You Can Learn to Pair Beer with Chocolate and Charcuterie Online
The Brewers Association has expanded its professional beer and food course, adding video lectures.
Do you find pairing beer and food confusing? You’re not alone. A generation ago, beer pairings were as easy as choosing a brew from the same country as the cuisine you were eating. Peroni with pasta, Tecate with tacos, Asahi with sushi – because the brewing industry’s dirty little secret was that most beers on the market back then were all takes on the same style: pale lager. Cut to today: We have infinitely more stylistic options from malty Altbiers to salty Goses to intensely bitter Double IPAs to intensely fruity Double IPAs. Yes, today’s beer scene is a mishmash of revitalized styles and occasional contradictions.
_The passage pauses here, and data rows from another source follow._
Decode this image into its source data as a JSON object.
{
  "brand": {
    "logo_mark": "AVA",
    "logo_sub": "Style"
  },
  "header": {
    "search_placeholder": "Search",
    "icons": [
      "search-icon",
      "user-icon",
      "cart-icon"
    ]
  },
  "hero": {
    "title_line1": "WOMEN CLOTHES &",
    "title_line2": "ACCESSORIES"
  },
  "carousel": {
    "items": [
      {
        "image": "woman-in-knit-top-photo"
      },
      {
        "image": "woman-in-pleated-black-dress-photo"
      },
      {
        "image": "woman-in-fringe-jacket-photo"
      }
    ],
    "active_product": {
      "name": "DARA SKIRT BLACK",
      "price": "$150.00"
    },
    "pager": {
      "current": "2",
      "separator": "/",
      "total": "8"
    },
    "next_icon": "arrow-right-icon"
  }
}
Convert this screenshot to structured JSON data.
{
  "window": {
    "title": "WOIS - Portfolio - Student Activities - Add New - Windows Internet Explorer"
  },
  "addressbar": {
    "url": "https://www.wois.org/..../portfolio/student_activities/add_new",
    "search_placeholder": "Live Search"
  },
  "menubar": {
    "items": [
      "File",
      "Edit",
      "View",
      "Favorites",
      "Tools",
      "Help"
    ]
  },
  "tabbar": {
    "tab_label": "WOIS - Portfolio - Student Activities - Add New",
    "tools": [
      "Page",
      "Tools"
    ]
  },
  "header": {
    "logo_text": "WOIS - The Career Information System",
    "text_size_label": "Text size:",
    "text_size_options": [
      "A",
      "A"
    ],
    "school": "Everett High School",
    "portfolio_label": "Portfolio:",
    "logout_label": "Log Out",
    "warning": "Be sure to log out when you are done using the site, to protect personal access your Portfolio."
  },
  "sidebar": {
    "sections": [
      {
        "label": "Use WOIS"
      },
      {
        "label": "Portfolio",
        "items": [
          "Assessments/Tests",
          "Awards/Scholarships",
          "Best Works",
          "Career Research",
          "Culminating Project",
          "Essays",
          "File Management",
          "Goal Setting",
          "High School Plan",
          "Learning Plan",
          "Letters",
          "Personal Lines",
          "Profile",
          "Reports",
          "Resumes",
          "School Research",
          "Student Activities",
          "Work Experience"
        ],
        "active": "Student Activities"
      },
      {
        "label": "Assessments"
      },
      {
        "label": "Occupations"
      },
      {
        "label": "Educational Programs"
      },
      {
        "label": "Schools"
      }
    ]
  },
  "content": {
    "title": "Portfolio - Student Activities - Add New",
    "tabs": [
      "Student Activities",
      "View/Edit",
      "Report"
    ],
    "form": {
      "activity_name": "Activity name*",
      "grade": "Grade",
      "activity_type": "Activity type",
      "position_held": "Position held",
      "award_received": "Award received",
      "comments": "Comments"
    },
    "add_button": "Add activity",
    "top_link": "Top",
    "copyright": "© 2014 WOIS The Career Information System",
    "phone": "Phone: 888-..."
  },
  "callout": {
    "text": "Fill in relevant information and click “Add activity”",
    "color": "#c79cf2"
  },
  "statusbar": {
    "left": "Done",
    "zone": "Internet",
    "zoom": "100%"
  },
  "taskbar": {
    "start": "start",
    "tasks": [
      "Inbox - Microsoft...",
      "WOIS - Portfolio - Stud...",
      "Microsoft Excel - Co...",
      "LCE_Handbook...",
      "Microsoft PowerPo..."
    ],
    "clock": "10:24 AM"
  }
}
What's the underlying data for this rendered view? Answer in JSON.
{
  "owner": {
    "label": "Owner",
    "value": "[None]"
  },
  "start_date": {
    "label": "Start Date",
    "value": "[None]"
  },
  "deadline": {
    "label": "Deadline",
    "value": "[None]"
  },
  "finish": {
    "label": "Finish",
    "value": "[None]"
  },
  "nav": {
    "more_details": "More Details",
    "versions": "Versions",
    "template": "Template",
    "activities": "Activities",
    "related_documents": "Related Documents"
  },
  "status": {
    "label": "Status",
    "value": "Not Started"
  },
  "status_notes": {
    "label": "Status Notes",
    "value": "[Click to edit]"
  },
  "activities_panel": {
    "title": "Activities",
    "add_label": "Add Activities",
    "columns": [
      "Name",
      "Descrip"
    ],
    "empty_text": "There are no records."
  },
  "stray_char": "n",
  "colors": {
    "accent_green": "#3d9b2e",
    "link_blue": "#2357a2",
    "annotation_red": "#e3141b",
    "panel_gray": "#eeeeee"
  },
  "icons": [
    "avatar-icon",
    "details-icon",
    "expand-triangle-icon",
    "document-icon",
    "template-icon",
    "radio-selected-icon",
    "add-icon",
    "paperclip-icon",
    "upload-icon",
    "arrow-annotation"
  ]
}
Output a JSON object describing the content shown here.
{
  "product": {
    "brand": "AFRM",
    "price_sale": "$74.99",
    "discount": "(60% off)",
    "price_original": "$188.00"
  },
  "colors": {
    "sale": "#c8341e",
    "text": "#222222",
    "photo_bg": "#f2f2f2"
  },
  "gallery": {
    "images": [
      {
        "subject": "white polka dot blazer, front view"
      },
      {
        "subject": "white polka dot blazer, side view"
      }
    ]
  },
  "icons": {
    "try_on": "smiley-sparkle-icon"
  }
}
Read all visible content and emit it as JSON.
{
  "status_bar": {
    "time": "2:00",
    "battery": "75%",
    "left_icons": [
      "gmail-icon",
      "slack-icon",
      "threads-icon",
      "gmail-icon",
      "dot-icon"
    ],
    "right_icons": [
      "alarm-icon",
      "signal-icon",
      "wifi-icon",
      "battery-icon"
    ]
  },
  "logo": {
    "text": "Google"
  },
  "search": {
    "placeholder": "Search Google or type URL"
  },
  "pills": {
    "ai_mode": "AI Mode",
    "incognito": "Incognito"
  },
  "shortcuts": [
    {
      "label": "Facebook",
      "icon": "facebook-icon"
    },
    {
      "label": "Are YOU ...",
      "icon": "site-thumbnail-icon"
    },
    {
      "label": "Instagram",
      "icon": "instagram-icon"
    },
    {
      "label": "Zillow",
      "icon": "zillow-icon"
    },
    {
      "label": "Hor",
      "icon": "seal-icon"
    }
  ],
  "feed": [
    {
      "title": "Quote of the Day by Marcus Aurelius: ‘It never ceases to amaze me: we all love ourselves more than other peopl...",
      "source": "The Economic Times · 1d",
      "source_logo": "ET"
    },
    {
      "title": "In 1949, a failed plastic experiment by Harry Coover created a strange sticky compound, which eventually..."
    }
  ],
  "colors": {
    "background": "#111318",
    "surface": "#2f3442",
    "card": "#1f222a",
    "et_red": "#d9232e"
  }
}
But the good news is that if you’re looking to better understand the culinary side of the modern craft beer movement, America’s craft beer trade group, the Brewers Association, has a site dedicated to exactly that: Craftbeer.com/culinary – and recently, they significantly expanded it to include a video lecture series, as well as updating the professional manual to nearly 100 pages.
Originally released in 2014, the manual, which you can download for free as a PDF, “teaches how to bring craft beer into the kitchen and onto the plate with five in-depth lectures, including two beer tasting sessions detailing 10 popular beer styles and five Interactive Tasting Forms that include menu planning tips and recipes.” The update includes expanded information on paring craft beer with food, adding chocolate and charcuterie to the mix, as well as additional tips for putting together a beer dinner. Additionally, the guide dives into plenty of practical beer knowledge on history, styles and flavor profiles as well as how to store, cellar and serve beer.
The biggest addition, however, is probably the new supplemental video lecture series. These videos are meant to “work in conjunction with the Professional Course manual to help students continue to develop their beer and food knowledge.” They’re “not meant to replace the manual, rather the authors expound on concepts and give students the option to learn visually.” Unlike the book, these videos come at a price: $30 each or $99 for all four.
“Beer pairing is more than a trend on the rise and many chefs are building their careers around it,” said Julia Herz, craft beer program director of the BA. “The information in this course educates and emboldens culinary students and professionals to be leaders in their field when crafting food offerings and creating beer pairings.”
Granted, a 100-page Self-Guided Professional Course and $100 worth of video lectures might be more than the average drinker needs. But at the very least, hopefully this post has taught you that there’s more to beer pairing than drinking a Beck’s with your bratwurst.